Issues 'beyond scope of police service': Fougere
Regina Mayor Michael Fougere said redirecting more funds to support services for domestic violence, homelessness and addictions is not as simple as removing funds from the police service.
"That becomes difficult because [the question is] how do we continue to provide a safe community, but also how do we engage other orders of government in a much larger conversation about what ends up being crime," he said.
"What causes crime, what causes disadvantage, what causes alienation — these are issues that are beyond the scope of the police service."
Saskatoon Police Chief Troy Cooper said systemic changes that go beyond additional funding are needed to reduce the need for enforcement.
"If there is a way to have other parts of the community funded so that it results in less interactions with justice then absolutely I'm supportive of that," said Cooper.
"It's not always about funding actually. If we're talking about structural change some of it is about legislation with an eye on the impact on the community. Some of it is about public policy."
Cooper cited the Gang Violence Reduction Strategy, which was funded with $11.9 million from the federal government, as an example of a crime reduction approach that is not all about enforcement.
Programs that have received funding through the program include Str8-Up, which helps individuals leave gang life for good.
But he said more funding for services like a provincial drug strategy would help reduce the need for police involvement.

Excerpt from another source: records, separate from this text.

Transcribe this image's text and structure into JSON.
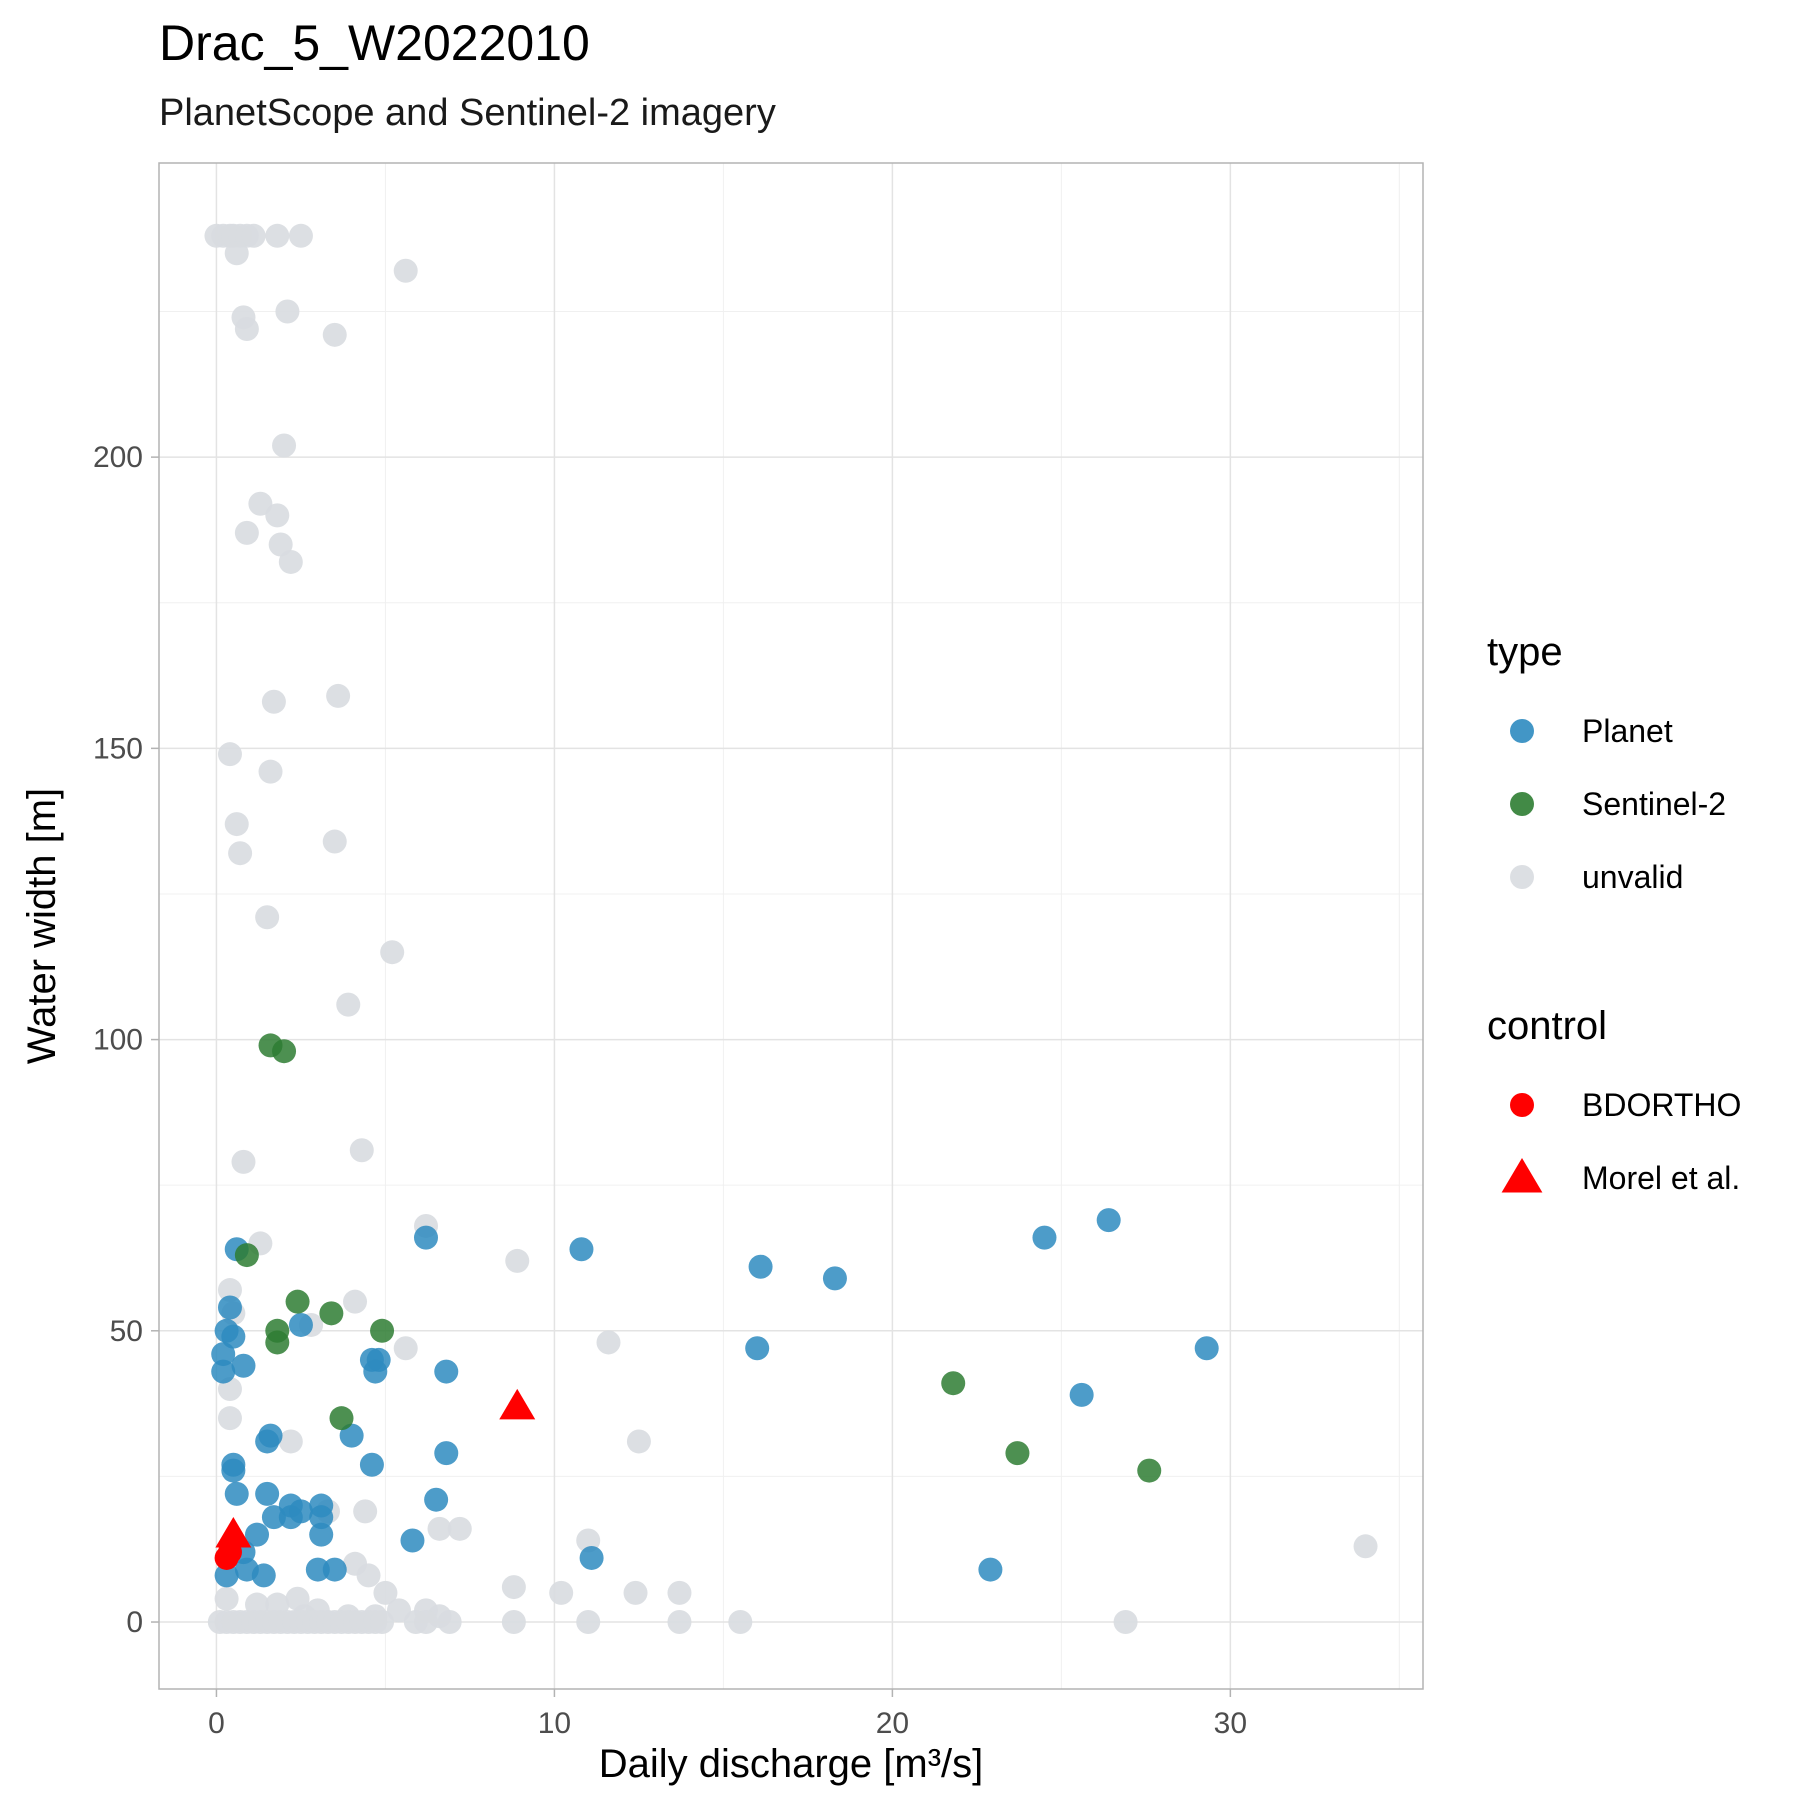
{
  "chart_data": {
    "type": "scatter",
    "title": "Drac_5_W2022010",
    "subtitle": "PlanetScope and Sentinel-2 imagery",
    "xlabel": "Daily discharge [m³/s]",
    "ylabel": "Water width [m]",
    "xlim": [
      -1.7,
      35.7
    ],
    "ylim": [
      -11.5,
      250.5
    ],
    "x_ticks": [
      0,
      10,
      20,
      30
    ],
    "y_ticks": [
      0,
      50,
      100,
      150,
      200
    ],
    "grid": true,
    "legend_position": "right",
    "legend": {
      "type_title": "type",
      "control_title": "control",
      "type_entries": [
        {
          "label": "Planet",
          "color": "#2E8BC0"
        },
        {
          "label": "Sentinel-2",
          "color": "#2E7D32"
        },
        {
          "label": "unvalid",
          "color": "#D8DCE0"
        }
      ],
      "control_entries": [
        {
          "label": "BDORTHO",
          "color": "#FF0000",
          "shape": "circle"
        },
        {
          "label": "Morel et al.",
          "color": "#FF0000",
          "shape": "triangle"
        }
      ]
    },
    "series": [
      {
        "name": "unvalid",
        "color": "#D8DCE0",
        "points": [
          [
            0.0,
            238
          ],
          [
            0.2,
            238
          ],
          [
            0.4,
            238
          ],
          [
            0.5,
            238
          ],
          [
            0.7,
            238
          ],
          [
            0.9,
            238
          ],
          [
            1.1,
            238
          ],
          [
            1.8,
            238
          ],
          [
            2.5,
            238
          ],
          [
            0.6,
            235
          ],
          [
            5.6,
            232
          ],
          [
            0.8,
            224
          ],
          [
            0.9,
            222
          ],
          [
            2.1,
            225
          ],
          [
            3.5,
            221
          ],
          [
            2.0,
            202
          ],
          [
            1.3,
            192
          ],
          [
            1.8,
            190
          ],
          [
            0.9,
            187
          ],
          [
            1.9,
            185
          ],
          [
            2.2,
            182
          ],
          [
            1.7,
            158
          ],
          [
            3.6,
            159
          ],
          [
            0.4,
            149
          ],
          [
            1.6,
            146
          ],
          [
            0.6,
            137
          ],
          [
            3.5,
            134
          ],
          [
            0.7,
            132
          ],
          [
            1.5,
            121
          ],
          [
            5.2,
            115
          ],
          [
            3.9,
            106
          ],
          [
            0.8,
            79
          ],
          [
            4.3,
            81
          ],
          [
            6.2,
            68
          ],
          [
            1.3,
            65
          ],
          [
            8.9,
            62
          ],
          [
            0.4,
            57
          ],
          [
            4.1,
            55
          ],
          [
            0.5,
            53
          ],
          [
            2.8,
            51
          ],
          [
            5.6,
            47
          ],
          [
            11.6,
            48
          ],
          [
            0.4,
            40
          ],
          [
            0.4,
            35
          ],
          [
            2.2,
            31
          ],
          [
            12.5,
            31
          ],
          [
            4.4,
            19
          ],
          [
            3.3,
            19
          ],
          [
            6.6,
            16
          ],
          [
            7.2,
            16
          ],
          [
            11.0,
            14
          ],
          [
            34.0,
            13
          ],
          [
            4.1,
            10
          ],
          [
            4.5,
            8
          ],
          [
            8.8,
            6
          ],
          [
            10.2,
            5
          ],
          [
            12.4,
            5
          ],
          [
            13.7,
            5
          ],
          [
            5.0,
            5
          ],
          [
            2.4,
            4
          ],
          [
            0.3,
            4
          ],
          [
            1.2,
            3
          ],
          [
            1.8,
            3
          ],
          [
            5.4,
            2
          ],
          [
            6.2,
            2
          ],
          [
            6.6,
            1
          ],
          [
            3.0,
            2
          ],
          [
            3.9,
            1
          ],
          [
            4.7,
            1
          ],
          [
            2.6,
            1
          ],
          [
            0.1,
            0
          ],
          [
            0.3,
            0
          ],
          [
            0.5,
            0
          ],
          [
            0.7,
            0
          ],
          [
            0.9,
            0
          ],
          [
            1.1,
            0
          ],
          [
            1.3,
            0
          ],
          [
            1.5,
            0
          ],
          [
            1.7,
            0
          ],
          [
            1.9,
            0
          ],
          [
            2.1,
            0
          ],
          [
            2.3,
            0
          ],
          [
            2.5,
            0
          ],
          [
            2.7,
            0
          ],
          [
            2.9,
            0
          ],
          [
            3.1,
            0
          ],
          [
            3.3,
            0
          ],
          [
            3.5,
            0
          ],
          [
            3.7,
            0
          ],
          [
            3.9,
            0
          ],
          [
            4.1,
            0
          ],
          [
            4.3,
            0
          ],
          [
            4.5,
            0
          ],
          [
            4.7,
            0
          ],
          [
            4.9,
            0
          ],
          [
            5.9,
            0
          ],
          [
            6.2,
            0
          ],
          [
            6.9,
            0
          ],
          [
            8.8,
            0
          ],
          [
            11.0,
            0
          ],
          [
            13.7,
            0
          ],
          [
            15.5,
            0
          ],
          [
            26.9,
            0
          ]
        ]
      },
      {
        "name": "Planet",
        "color": "#2E8BC0",
        "points": [
          [
            26.4,
            69
          ],
          [
            24.5,
            66
          ],
          [
            6.2,
            66
          ],
          [
            0.6,
            64
          ],
          [
            10.8,
            64
          ],
          [
            16.1,
            61
          ],
          [
            18.3,
            59
          ],
          [
            2.5,
            51
          ],
          [
            0.4,
            54
          ],
          [
            0.3,
            50
          ],
          [
            0.5,
            49
          ],
          [
            0.2,
            46
          ],
          [
            0.8,
            44
          ],
          [
            4.6,
            45
          ],
          [
            4.8,
            45
          ],
          [
            4.7,
            43
          ],
          [
            6.8,
            43
          ],
          [
            0.2,
            43
          ],
          [
            16.0,
            47
          ],
          [
            29.3,
            47
          ],
          [
            25.6,
            39
          ],
          [
            1.6,
            32
          ],
          [
            1.5,
            31
          ],
          [
            4.0,
            32
          ],
          [
            6.8,
            29
          ],
          [
            4.6,
            27
          ],
          [
            0.5,
            27
          ],
          [
            0.5,
            26
          ],
          [
            0.6,
            22
          ],
          [
            1.5,
            22
          ],
          [
            6.5,
            21
          ],
          [
            2.2,
            20
          ],
          [
            3.1,
            20
          ],
          [
            1.7,
            18
          ],
          [
            2.2,
            18
          ],
          [
            2.5,
            19
          ],
          [
            3.1,
            18
          ],
          [
            1.2,
            15
          ],
          [
            3.1,
            15
          ],
          [
            5.8,
            14
          ],
          [
            11.1,
            11
          ],
          [
            0.8,
            12
          ],
          [
            0.9,
            9
          ],
          [
            3.0,
            9
          ],
          [
            3.5,
            9
          ],
          [
            22.9,
            9
          ],
          [
            0.3,
            8
          ],
          [
            1.4,
            8
          ]
        ]
      },
      {
        "name": "Sentinel-2",
        "color": "#2E7D32",
        "points": [
          [
            1.6,
            99
          ],
          [
            2.0,
            98
          ],
          [
            0.9,
            63
          ],
          [
            2.4,
            55
          ],
          [
            3.4,
            53
          ],
          [
            1.8,
            50
          ],
          [
            4.9,
            50
          ],
          [
            1.8,
            48
          ],
          [
            21.8,
            41
          ],
          [
            3.7,
            35
          ],
          [
            23.7,
            29
          ],
          [
            27.6,
            26
          ]
        ]
      }
    ],
    "controls": [
      {
        "name": "BDORTHO",
        "color": "#FF0000",
        "shape": "circle",
        "points": [
          [
            0.3,
            11
          ],
          [
            0.4,
            12
          ]
        ]
      },
      {
        "name": "Morel et al.",
        "color": "#FF0000",
        "shape": "triangle",
        "points": [
          [
            8.9,
            37
          ],
          [
            0.5,
            15
          ]
        ]
      }
    ]
  }
}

"Enforcement is an important part of that but so is addictions treatment and so is education and so is harm reduction, so I think that when we fund all of those sort of broader strategies and public supports or social supports, we have to do it with the reliance on a community response rather than just an enforcement response."
Cooper said Saskatchewan police are already working toward more partnerships in that vein.
Cities can't control ministries that fund social issues: Clark
Saskatoon Mayor Charlie Clark said he recognizes that the community is not going to be able to "arrest our way out of crime."
But he said the city does not control funding that goes toward addressing the root causes of crime.
"For the city to simply think that by us reducing our funding to police that we can address these issues when we don't actually have control over the ministries that fund the social issues — it doesn't work that way," said Clark.
He said aligning the community efforts with those of the provincial government is key to improving the situation.
"The Safe Community Action Alliance, along with the community safety and well-being partners table, has put forward dozens of recommendations to the provincial government, particularly around youth, addictions and mental health and some of these issues.
"And we've been getting engagement with the provincial government and these ministries. We think there's a lot more opportunity to address these issues and to work together."
He said anybody who is interested in the conversation about redirecting funds toward social services can contact the city to participate in their efforts. Saskatchewan Premier Scott Moe said restructuring police services is not being actively considered but that he is open to discussions.
"There is a very important conversation I think as we move forward through the next number of days and it's been an ongoing conversation," said Moe.